Und du bist dir ganz sicher, dass es Damaso war?", hake ich nach.
Ich bin völlig fassungslos. Ich kann nicht einmal so viel essen, wie ich gerade kotzen könnte.
Enttäuschung und Eifersucht sind eine ganz schlechte Kombination.
Sünden.
Sì. Ich bin mir so sicher, wie das Amen in der Kirche. Er hat sogar nach dir gefragt und wirkte erleichtert, dich dort nicht wieder anzutreffen."
Ich seufze und schweige die restliche Zeit des Unterrichts vor mich hin.
Seit der Begegnung mit Fidelio in der Bibliothek scheint mein sonst so geordnetes Leben, aus den Fugen zu geraten.
Plötzlich habe ich eine ganz andere Sicht auf die Dinge.
Auf Paolo.
Auf Damaso.
Auf mein gesamtes, scheiß-kompliziertes Leben.

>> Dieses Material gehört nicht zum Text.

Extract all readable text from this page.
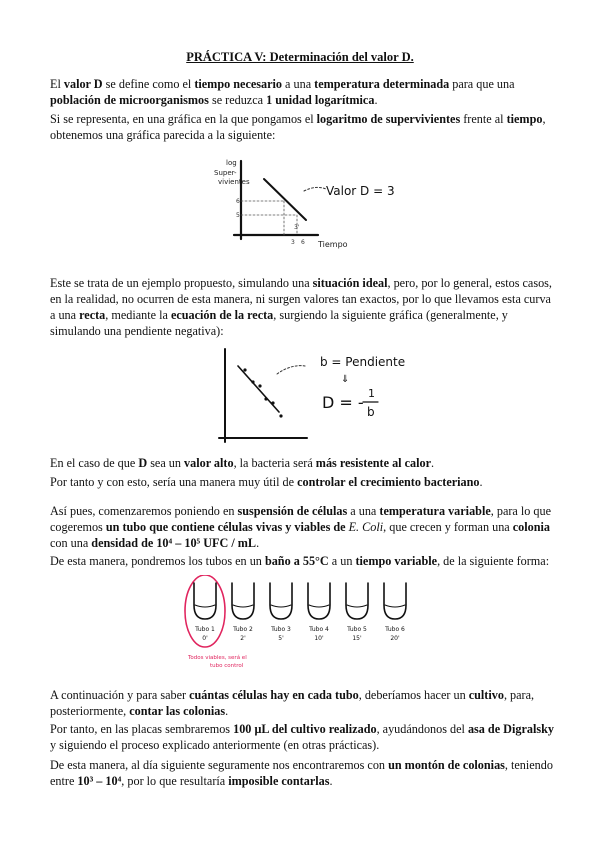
PRÁCTICA V: Determinación del valor D.

El valor D se define como el tiempo necesario a una temperatura determinada para que una población de microorganismos se reduzca 1 unidad logarítmica.

Si se representa, en una gráfica en la que pongamos el logaritmo de supervivientes frente al tiempo, obtenemos una gráfica parecida a la siguiente:

log
Super-
vivientes
6
5
3'
3 6 Tiempo
Valor D = 3

Este se trata de un ejemplo propuesto, simulando una situación ideal, pero, por lo general, estos casos, en la realidad, no ocurren de esta manera, ni surgen valores tan exactos, por lo que llevamos esta curva a una recta, mediante la ecuación de la recta, surgiendo la siguiente gráfica (generalmente, y simulando una pendiente negativa):

b = Pendiente
⇓
D = - 1
b

En el caso de que D sea un valor alto, la bacteria será más resistente al calor.

Por tanto y con esto, sería una manera muy útil de controlar el crecimiento bacteriano.

Así pues, comenzaremos poniendo en suspensión de células a una temperatura variable, para lo que cogeremos un tubo que contiene células vivas y viables de E. Coli, que crecen y forman una colonia con una densidad de 10⁴ – 10⁵ UFC / mL.

De esta manera, pondremos los tubos en un baño a 55°C a un tiempo variable, de la siguiente forma:

Tubo 1
0'
Tubo 2
2'
Tubo 3
5'
Tubo 4
10'
Tubo 5
15'
Tubo 6
20'
Todos viables, será el
tubo control

A continuación y para saber cuántas células hay en cada tubo, deberíamos hacer un cultivo, para, posteriormente, contar las colonias.

Por tanto, en las placas sembraremos 100 μL del cultivo realizado, ayudándonos del asa de Digralsky y siguiendo el proceso explicado anteriormente (en otras prácticas).

De esta manera, al día siguiente seguramente nos encontraremos con un montón de colonias, teniendo entre 10³ – 10⁴, por lo que resultaría imposible contarlas.
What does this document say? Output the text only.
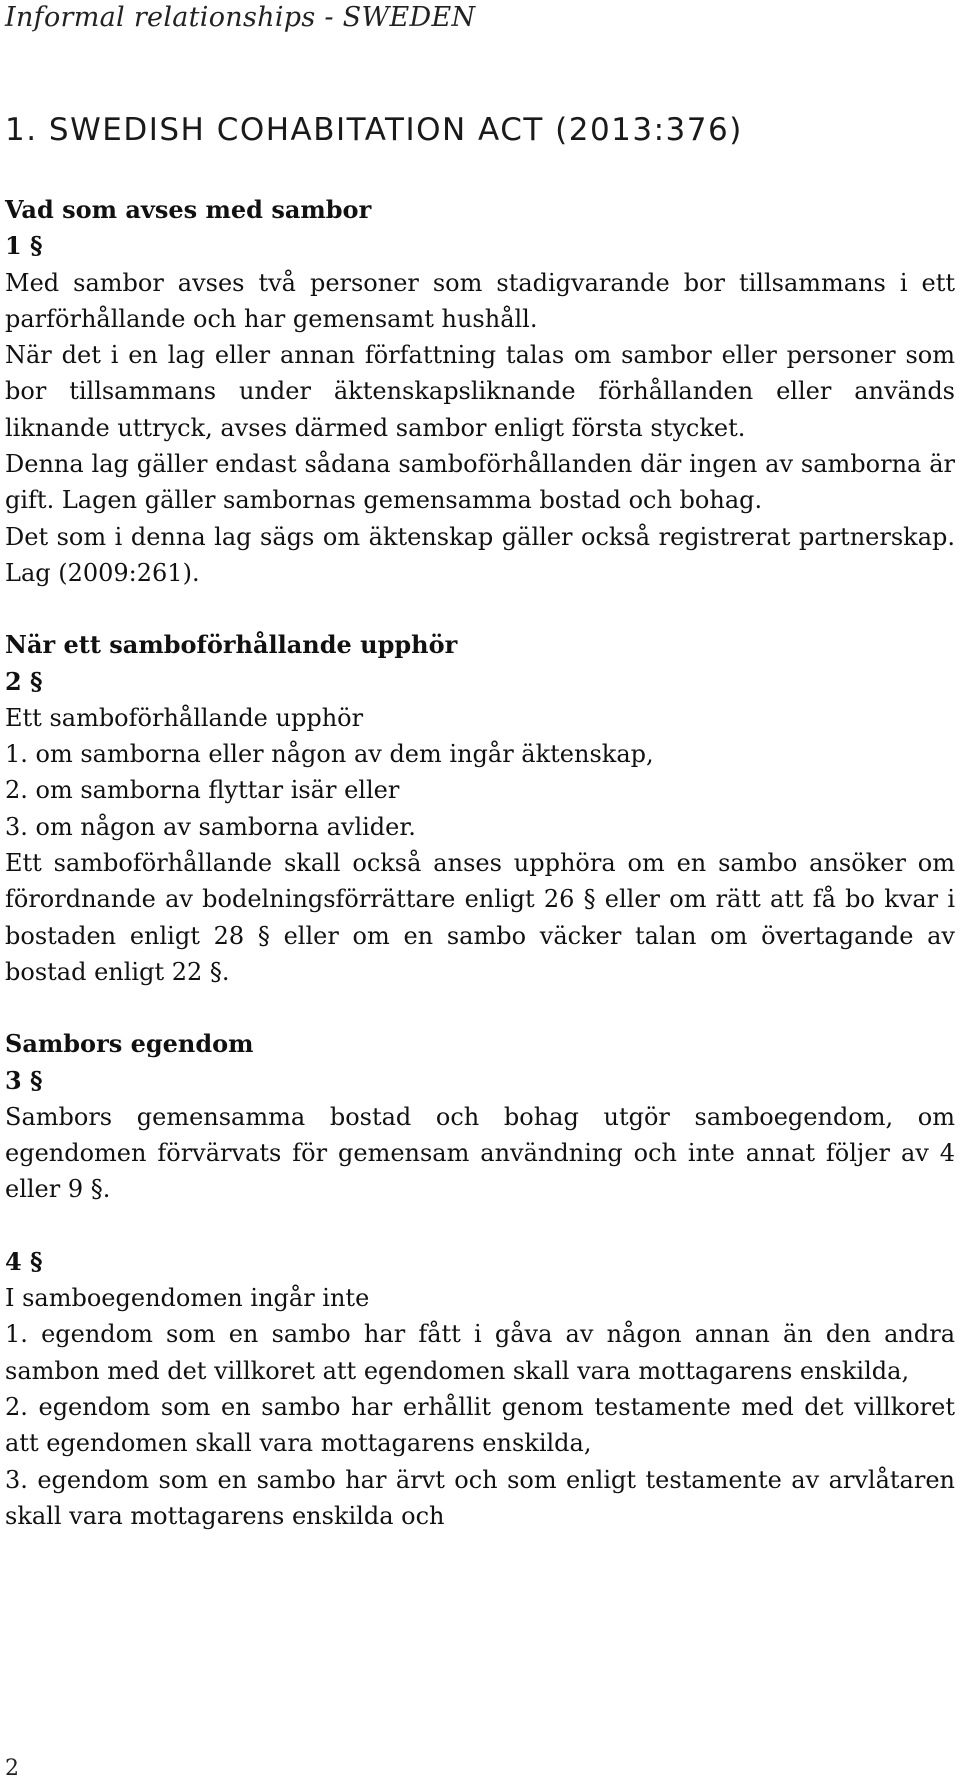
Informal relationships - SWEDEN
1. SWEDISH COHABITATION ACT (2013:376)

Vad som avses med sambor

1 §

Med sambor avses två personer som stadigvarande bor tillsammans i ett parförhållande och har gemensamt hushåll.

När det i en lag eller annan författning talas om sambor eller personer som bor tillsammans under äktenskapsliknande förhållanden eller används liknande uttryck, avses därmed sambor enligt första stycket.

Denna lag gäller endast sådana samboförhållanden där ingen av samborna är gift. Lagen gäller sambornas gemensamma bostad och bohag.

Det som i denna lag sägs om äktenskap gäller också registrerat partnerskap. Lag (2009:261).

När ett samboförhållande upphör

2 §

Ett samboförhållande upphör

1. om samborna eller någon av dem ingår äktenskap,

2. om samborna flyttar isär eller

3. om någon av samborna avlider.

Ett samboförhållande skall också anses upphöra om en sambo ansöker om förordnande av bodelningsförrättare enligt 26 § eller om rätt att få bo kvar i bostaden enligt 28 § eller om en sambo väcker talan om övertagande av bostad enligt 22 §.

Sambors egendom

3 §

Sambors gemensamma bostad och bohag utgör samboegendom, om egendomen förvärvats för gemensam användning och inte annat följer av 4 eller 9 §.

4 §

I samboegendomen ingår inte

1. egendom som en sambo har fått i gåva av någon annan än den andra sambon med det villkoret att egendomen skall vara mottagarens enskilda,

2. egendom som en sambo har erhållit genom testamente med det villkoret att egendomen skall vara mottagarens enskilda,

3. egendom som en sambo har ärvt och som enligt testamente av arvlåtaren skall vara mottagarens enskilda och

2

Hätte ich die Bücher nur eine Woche später zurück gebracht, wären wir uns sicherlich nie begegnet.
Fluch oder Segen?
Aber all diese Dinge passieren nicht ohne Grund, oder?
Vielleicht war es Schicksal.
Mein Hilferuf, der nun erhört wurde.
Vielleicht auch einfach nur der nächste Mist, der mich noch mehr in die Scheiße reiten wird.